Hemin-induced platelet activation is regulated by the ACKR3 chemokine surface receptor and has implications for passivation of vulnerable atherosclerotic plaques

Zoi Laspa  1 Valerie Dicenta-Baunach  1 David Schaale  1 Manuel Sigle  1 Ravi Hochuli  1 Tatsiana Castor  1 Alp Bayrak  2 Tobias Harm  1 Karin Anne Lydia Müller  1 Thanigaimalai Pillaiyar  2   3 Stefan Laufer  2   3   4 Anne-Katrin Rohlfing  1 Meinrad Paul Gawaz  1
Affiliations

Hemin-induced platelet activation is regulated by the ACKR3 chemokine surface receptor and has implications for passivation of vulnerable atherosclerotic plaques

Zoi Laspa et al. FEBS J. 2024 Dec.

Abstract

In vulnerable atherosclerotic plaques, intraplaque hemorrhages (IPH) result in hemolysis of red blood cells and release of hemoglobin and free hemin.

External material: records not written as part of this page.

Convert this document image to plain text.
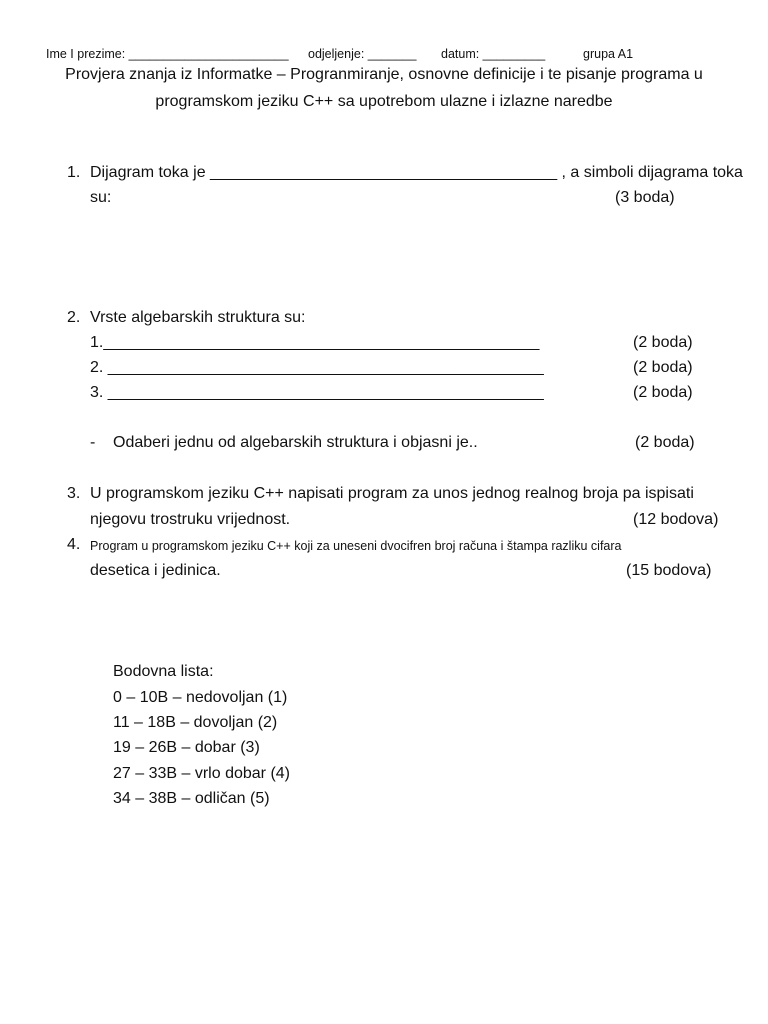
Ime I prezime: _______________________ odjeljenje: _______ datum: _________	grupa A1
Provjera znanja iz Informatke – Progranmiranje, osnovne definicije i te pisanje programa u
programskom jeziku C++ sa upotrebom ulazne i izlazne naredbe
1. Dijagram toka je _______________________________________ , a simboli dijagrama toka
su:	(3 boda)
2. Vrste algebarskih struktura su:
1._________________________________________________	(2 boda)
2. _________________________________________________	(2 boda)
3. _________________________________________________	(2 boda)
- Odaberi jednu od algebarskih struktura i objasni je..	(2 boda)
3. U programskom jeziku C++ napisati program za unos jednog realnog broja pa ispisati
njegovu trostruku vrijednost.	(12 bodova)
4. Program u programskom jeziku C++ koji za uneseni dvocifren broj računa i štampa razliku cifara
desetica i jedinica.	(15 bodova)
Bodovna lista:
0 – 10B – nedovoljan (1)
11 – 18B – dovoljan (2)
19 – 26B – dobar (3)
27 – 33B – vrlo dobar (4)
34 – 38B – odličan (5)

Hemin activates platelets and leads to thrombosis. Agonism of the inhibitory platelet receptor ACKR3 inhibits hemin-dependent platelet activation and thrombus formation. To characterize the effect of hemin and ACKR3 agonism on isolated human platelets, multi-color flow cytometry and classical experimental setup such as light transmission aggregometry and a flow chamber assay were used. Hemin induces platelet aggregation and ex vivo platelet-dependent thrombus formation on immobilized collagen under a low shear rate of 500 s-1, indicating that free hemin is a strong activator of platelet-dependent thrombosis. Recently, we described that ACKR3 is a prominent inhibitory receptor of platelet activation. Specific ACKR3 agonists but not conventional antiplatelet compounds such as COX-1 inhibitor (indometacin), ADP-receptor blocker (cangrelor), or PAR1 inhibitor (ML161) inhibit both hemin-dependent aggregation and thrombus formation. To further characterize the effect of hemin on platelet subpopulations, we established a multi-color flow cytometry assay. We found that hemin induces procoagulant (CD42bpos/PAC-1neg/AnnexinVpos), aggregatory (CD42bpos/PAC-1pos/AnnexinVneg), and inflammatory (CD42bpos/CXCR4pos/ACKR3pos/AnnexinVpos) platelet subpopulations. Treatment with ACKR3 agonists significantly decreased the formation of procoagulant and ACKR3pos platelets in response to hemin. We conclude that hemin is a strong activator for the formation of procoagulant platelets and thrombus formation which is dependent on the function of ACKR3. Activation of ACKR3 using specific agonists may offer a therapeutic strategy to regulate the vulnerability of atherosclerotic plaques in areas of IPH.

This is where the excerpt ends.